AI has basically supercharged everything. We think that it is unleashed, but there are already quite a few regulations. Even if most of the development and implementation happens in the US, the EU is still ahead. The successful implementation of AI will involve a dual effort of self-regulation and outside regulation from lawmakers and legislators.
ChatGPT is the “productised” version of AI; it is the public-facing result of something that is much deeper, sophisticated, and abstract. However, AI has the potential to democratise the industry individually and, by allowing all researchers to improve their skills, elevate the general baseline. We are not yet at the point where the top ones are also improved.
There is also an intergenerational gap where young generations will learn to leverage AI much more naturally than the older population. They will discover new applications. However, they will need to develop critical thinking to question the results or otherwise. No one will be able to check and question AI.
We will need to develop appropriate certification models for quite a few aspects. First, for the models themselves, to ensure that they don’t harm, that they are used responsibly, and that they are constructed properly. However, humans will start generating their own certifications to ensure that they can identify when they are talking to other humans, to validate their persona when responding to questionnaires, or even when interacting with each other online. Certification models can be hugely influential in facilitating the development of AI in a thoughtful manner.

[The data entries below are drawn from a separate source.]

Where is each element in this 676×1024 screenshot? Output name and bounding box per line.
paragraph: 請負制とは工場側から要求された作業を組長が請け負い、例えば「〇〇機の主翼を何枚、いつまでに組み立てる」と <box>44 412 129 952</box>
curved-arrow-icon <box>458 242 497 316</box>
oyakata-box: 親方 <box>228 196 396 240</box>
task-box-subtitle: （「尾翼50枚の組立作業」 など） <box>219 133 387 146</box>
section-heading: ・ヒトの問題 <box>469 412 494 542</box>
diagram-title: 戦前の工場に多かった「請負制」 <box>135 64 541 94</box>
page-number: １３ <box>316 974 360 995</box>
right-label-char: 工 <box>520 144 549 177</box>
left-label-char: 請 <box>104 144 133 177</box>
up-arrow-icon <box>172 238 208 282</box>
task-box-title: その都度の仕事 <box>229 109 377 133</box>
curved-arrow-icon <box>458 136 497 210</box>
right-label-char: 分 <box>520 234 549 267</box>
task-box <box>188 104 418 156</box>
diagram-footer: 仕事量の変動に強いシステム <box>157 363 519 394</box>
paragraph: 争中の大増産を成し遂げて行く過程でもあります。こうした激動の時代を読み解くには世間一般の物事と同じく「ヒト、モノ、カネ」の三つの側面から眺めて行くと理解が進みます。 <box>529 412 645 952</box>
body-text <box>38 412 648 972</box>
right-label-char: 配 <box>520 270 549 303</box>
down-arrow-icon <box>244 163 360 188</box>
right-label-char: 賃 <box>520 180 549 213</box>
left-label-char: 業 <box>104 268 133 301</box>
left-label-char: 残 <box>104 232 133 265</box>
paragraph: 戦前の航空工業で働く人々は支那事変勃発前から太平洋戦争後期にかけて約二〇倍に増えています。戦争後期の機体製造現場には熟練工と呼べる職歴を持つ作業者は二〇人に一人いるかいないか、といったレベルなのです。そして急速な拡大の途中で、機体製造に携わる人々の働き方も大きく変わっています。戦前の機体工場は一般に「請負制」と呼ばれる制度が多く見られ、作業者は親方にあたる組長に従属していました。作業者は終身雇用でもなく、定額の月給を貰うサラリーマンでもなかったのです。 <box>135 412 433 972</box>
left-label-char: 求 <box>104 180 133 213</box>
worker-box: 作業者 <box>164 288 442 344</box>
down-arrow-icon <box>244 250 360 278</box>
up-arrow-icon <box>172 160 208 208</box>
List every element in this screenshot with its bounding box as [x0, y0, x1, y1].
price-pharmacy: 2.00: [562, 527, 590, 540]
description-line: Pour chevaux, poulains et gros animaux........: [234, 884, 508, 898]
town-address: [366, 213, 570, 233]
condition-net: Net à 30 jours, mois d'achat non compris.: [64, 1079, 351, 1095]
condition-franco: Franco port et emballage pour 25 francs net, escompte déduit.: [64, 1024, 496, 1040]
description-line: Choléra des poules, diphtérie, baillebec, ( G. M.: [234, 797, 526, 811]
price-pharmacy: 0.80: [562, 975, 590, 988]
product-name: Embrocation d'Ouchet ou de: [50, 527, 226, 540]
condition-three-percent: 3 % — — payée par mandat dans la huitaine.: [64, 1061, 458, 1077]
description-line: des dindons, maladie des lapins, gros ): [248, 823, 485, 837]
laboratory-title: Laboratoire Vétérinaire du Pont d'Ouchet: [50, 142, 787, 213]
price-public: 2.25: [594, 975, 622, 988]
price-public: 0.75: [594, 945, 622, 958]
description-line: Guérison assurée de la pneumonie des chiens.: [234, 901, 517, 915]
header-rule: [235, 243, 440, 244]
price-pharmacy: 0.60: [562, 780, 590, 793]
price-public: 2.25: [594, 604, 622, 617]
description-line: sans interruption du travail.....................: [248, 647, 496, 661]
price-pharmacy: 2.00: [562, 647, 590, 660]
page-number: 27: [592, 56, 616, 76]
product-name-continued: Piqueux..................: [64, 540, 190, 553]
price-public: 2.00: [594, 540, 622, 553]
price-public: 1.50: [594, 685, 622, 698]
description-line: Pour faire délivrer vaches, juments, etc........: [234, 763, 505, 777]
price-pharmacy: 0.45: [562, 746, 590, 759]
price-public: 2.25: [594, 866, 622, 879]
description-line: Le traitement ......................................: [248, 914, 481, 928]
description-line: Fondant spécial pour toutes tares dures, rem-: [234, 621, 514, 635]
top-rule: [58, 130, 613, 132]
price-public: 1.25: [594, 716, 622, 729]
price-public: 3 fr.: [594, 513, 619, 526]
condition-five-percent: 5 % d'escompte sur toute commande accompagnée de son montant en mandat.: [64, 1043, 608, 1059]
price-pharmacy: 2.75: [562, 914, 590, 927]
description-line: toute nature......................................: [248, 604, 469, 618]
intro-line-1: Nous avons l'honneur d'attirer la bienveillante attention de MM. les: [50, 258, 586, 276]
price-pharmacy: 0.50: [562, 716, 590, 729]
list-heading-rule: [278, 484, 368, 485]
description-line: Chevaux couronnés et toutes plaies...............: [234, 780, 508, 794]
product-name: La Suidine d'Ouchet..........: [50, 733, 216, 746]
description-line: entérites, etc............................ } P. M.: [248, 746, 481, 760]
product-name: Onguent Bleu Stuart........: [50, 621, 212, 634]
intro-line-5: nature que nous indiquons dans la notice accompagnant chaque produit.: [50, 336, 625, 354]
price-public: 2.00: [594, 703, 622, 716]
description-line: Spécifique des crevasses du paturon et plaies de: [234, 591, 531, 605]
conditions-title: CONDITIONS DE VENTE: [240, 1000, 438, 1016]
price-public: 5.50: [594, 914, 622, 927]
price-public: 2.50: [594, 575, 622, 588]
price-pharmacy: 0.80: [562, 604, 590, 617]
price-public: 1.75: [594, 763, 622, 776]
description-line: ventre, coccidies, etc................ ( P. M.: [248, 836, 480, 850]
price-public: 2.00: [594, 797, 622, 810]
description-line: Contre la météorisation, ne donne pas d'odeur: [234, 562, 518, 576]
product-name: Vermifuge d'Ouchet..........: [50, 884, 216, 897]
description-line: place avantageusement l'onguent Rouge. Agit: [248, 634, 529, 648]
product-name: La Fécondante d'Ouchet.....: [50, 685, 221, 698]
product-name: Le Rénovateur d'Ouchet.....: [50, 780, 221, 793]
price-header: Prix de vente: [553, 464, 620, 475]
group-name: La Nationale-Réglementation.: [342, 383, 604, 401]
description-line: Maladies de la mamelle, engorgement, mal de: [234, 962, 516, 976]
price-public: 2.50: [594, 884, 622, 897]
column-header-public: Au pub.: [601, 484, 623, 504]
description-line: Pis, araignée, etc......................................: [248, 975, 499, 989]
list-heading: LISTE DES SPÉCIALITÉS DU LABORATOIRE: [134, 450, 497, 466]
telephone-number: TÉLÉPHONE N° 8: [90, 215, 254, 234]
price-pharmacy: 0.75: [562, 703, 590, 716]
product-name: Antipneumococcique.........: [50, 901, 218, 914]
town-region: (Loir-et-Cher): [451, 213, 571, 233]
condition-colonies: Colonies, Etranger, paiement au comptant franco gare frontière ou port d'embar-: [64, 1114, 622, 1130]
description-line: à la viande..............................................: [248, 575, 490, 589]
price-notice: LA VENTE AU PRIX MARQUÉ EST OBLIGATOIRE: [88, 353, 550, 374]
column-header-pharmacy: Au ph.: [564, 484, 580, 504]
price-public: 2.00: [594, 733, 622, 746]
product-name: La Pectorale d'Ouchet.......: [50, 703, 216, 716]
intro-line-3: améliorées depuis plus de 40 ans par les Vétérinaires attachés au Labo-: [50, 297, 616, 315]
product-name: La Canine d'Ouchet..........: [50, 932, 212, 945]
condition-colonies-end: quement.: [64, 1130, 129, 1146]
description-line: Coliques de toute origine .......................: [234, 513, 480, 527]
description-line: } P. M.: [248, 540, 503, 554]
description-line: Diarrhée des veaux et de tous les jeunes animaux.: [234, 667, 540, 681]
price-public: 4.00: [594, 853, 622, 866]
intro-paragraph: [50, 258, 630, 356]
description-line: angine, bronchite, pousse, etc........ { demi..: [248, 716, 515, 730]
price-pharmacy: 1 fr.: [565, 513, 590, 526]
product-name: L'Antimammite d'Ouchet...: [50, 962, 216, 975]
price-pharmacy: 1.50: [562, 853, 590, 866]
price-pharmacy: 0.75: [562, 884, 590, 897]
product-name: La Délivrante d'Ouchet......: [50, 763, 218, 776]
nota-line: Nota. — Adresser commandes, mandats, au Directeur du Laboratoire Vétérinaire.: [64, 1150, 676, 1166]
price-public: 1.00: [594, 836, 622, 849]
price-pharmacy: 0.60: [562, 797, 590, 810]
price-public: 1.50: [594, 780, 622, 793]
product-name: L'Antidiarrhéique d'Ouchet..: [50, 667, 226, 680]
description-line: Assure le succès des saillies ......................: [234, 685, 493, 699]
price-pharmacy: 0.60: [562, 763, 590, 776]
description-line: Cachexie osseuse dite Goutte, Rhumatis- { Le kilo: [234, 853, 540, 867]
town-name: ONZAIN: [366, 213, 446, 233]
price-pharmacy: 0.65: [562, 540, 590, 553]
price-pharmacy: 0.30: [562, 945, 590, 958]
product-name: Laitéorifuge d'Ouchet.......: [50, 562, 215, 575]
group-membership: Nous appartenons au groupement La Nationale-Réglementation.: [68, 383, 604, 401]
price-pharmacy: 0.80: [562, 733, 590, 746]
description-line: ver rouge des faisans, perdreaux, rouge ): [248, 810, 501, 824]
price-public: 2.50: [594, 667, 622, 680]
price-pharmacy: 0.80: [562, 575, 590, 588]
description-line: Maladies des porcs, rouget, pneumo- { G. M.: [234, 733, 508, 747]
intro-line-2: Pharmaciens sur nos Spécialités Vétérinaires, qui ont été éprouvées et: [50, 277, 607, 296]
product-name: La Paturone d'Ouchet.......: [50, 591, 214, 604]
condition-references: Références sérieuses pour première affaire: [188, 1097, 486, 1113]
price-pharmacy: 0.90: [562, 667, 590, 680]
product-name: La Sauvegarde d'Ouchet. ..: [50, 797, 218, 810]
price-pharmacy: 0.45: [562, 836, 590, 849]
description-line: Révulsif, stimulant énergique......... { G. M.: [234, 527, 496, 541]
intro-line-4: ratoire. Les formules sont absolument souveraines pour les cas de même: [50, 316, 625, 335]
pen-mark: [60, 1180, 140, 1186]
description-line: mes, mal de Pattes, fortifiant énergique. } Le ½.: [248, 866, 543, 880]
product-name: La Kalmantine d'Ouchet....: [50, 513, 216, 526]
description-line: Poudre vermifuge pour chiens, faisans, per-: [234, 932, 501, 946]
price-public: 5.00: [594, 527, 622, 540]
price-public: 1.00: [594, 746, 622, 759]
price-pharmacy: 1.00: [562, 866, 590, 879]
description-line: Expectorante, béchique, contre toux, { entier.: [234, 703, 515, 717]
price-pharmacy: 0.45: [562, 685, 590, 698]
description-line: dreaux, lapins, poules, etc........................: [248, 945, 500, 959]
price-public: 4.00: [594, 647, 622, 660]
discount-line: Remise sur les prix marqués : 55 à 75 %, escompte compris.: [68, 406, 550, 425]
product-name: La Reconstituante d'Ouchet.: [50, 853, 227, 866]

The next US campaign is set to be massively influenced by bots, deep fakes and so on. More so than the last two. This explosion will only exacerbate social division and will muddle information and the thought process of the population. Imagine a reality in which a person can generate millions of synthetic virtual entities that support their extreme political views and influence polling. This can have disastrous effects.
We need protection on two fronts. First, to protect the industry from the most harmful potential effects of AI. Second, to protect the industry at large from sweeping regulations from above that may negatively impact it.
But AI has the potential to create a better society, increase output per person, lower the working week, and generate more leisure. It’s up to us to guide it in that direction.